Locality 03 (Bergen)

The coastline throughout Sandviken used to host a wealth of industry. While some remains, there has been a more recent shift towards lucrative housing enterprises. At Sandviksboder 77-78, within the property of Rolf Olsen Saltimport a/s we registered a kid hut project located on a small overhanging cliff facing the sea. At the time it was surrounded by abandoned industry, inviting explorations within old and precarious structures housing vermin and mechanical monsters. Like these buildings, little remains of the hut at present.

The site was located at a precipice which may have remained from previous demolition work in the area. A small shelf was accessible by climbing what resembled natural steps in the rock, housing several artefacts as well as a small provisory dwelling consisting of loose planks, rope and fur. Thus, the nature of the site was somewhat reminiscent of a miniature version of prehistoric Pueblo cliff dwellings in New Mexico and Arizona.

At the shelf we also found an old kitchen chair, but we were unable to determine its' proper age. Next to this, we also noticed an empty Coca-Cola bottle. Venturing to the south, balancing on a small crevice, we came across another part of the site which we imagined may have served as a kitchen, again concealing several artefacts which included a lamp shade stripped of fabric. The nature of the site and the plethora of abandoned artefacts made us concur that it is highly unlikely that this locality is connected to the previous localities, displaying markedly different cultural traits and craftmanship.

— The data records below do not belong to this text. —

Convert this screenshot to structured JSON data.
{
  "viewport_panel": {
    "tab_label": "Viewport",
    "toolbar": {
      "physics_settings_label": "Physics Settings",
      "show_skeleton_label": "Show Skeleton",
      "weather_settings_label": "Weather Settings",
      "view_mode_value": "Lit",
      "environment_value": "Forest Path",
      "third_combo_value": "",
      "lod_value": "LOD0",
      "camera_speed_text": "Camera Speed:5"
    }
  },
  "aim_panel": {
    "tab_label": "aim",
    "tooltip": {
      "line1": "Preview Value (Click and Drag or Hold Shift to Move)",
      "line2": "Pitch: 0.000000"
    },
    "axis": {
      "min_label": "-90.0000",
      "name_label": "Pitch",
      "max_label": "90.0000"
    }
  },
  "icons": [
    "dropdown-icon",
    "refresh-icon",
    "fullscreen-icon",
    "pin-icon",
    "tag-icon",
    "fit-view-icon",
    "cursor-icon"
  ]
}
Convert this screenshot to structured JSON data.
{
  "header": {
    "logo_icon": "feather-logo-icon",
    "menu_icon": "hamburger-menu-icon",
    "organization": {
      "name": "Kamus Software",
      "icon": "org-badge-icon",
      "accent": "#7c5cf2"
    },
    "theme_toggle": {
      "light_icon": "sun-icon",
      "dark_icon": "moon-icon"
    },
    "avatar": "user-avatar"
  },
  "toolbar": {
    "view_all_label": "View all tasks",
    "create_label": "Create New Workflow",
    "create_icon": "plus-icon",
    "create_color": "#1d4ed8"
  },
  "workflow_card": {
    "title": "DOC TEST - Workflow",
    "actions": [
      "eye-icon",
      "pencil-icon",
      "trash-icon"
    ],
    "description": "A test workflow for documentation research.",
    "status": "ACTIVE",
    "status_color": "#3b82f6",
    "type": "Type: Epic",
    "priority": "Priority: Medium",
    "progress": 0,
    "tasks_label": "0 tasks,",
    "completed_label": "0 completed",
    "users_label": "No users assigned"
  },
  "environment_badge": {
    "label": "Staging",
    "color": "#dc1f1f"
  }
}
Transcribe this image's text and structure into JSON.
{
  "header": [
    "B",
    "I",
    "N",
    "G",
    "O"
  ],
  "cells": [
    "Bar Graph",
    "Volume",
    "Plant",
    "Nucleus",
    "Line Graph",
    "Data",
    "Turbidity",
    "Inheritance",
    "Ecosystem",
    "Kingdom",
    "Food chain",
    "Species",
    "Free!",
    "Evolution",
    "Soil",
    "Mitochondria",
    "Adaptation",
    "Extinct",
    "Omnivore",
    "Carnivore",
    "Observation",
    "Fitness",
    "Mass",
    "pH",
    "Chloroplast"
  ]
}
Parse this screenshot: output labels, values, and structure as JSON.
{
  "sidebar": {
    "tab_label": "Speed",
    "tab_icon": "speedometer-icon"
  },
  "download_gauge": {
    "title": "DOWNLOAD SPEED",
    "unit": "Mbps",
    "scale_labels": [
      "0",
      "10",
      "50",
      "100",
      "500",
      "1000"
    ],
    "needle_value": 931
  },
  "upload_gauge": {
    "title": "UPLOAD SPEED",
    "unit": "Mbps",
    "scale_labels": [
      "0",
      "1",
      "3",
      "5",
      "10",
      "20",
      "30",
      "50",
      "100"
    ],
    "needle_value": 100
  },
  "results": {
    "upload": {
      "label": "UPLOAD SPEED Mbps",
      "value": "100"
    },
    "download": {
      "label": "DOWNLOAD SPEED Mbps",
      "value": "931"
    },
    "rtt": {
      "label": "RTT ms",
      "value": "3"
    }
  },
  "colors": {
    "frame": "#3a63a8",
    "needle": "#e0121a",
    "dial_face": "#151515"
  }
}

  1. Is it certain that this site was inhabited by children, or was perhaps by American tourists who couldn't afford the prices in Bergen's hotels. I like to imagine though that the Anasazi of Montezuma's Castle may have stowed away as skralings on a returning viking longship and found a hospitable cliff in Bergen (with the advantage of fine Norwegian chairs)and Coca-Cola.

    Those Arizona cliff dwellings are breathtaking, and when I've wondered how they kept toddlers on the cliff. (Or perhaps this explains the extinction of the Anasazi, and hopefully not your Bergen hutkind).

  2. The Coca-Cola bottle may certainly be interpreted as evidence of cultural diffusion. The proximity of the site to the sea opens the opportunity for inter-atlantic contact. However, the North Atlantic current could in principle carry passengers from as far away as the Caribbean islands and meso-America. Consequently, the inhabitants may originate from anywhere within that region as well; these visitors even less likely to afford the prices in Bergen's hotels. However, with the cultural similarities to the Anasazi in Arizona, it is possible that very young Texans who have witnessed the latter sites, have ventured across the Atlantic from the Texan coastline and temporarily settled down on the west coast of Norway. If this hypothesis may be verified, we will certainly credit you for it.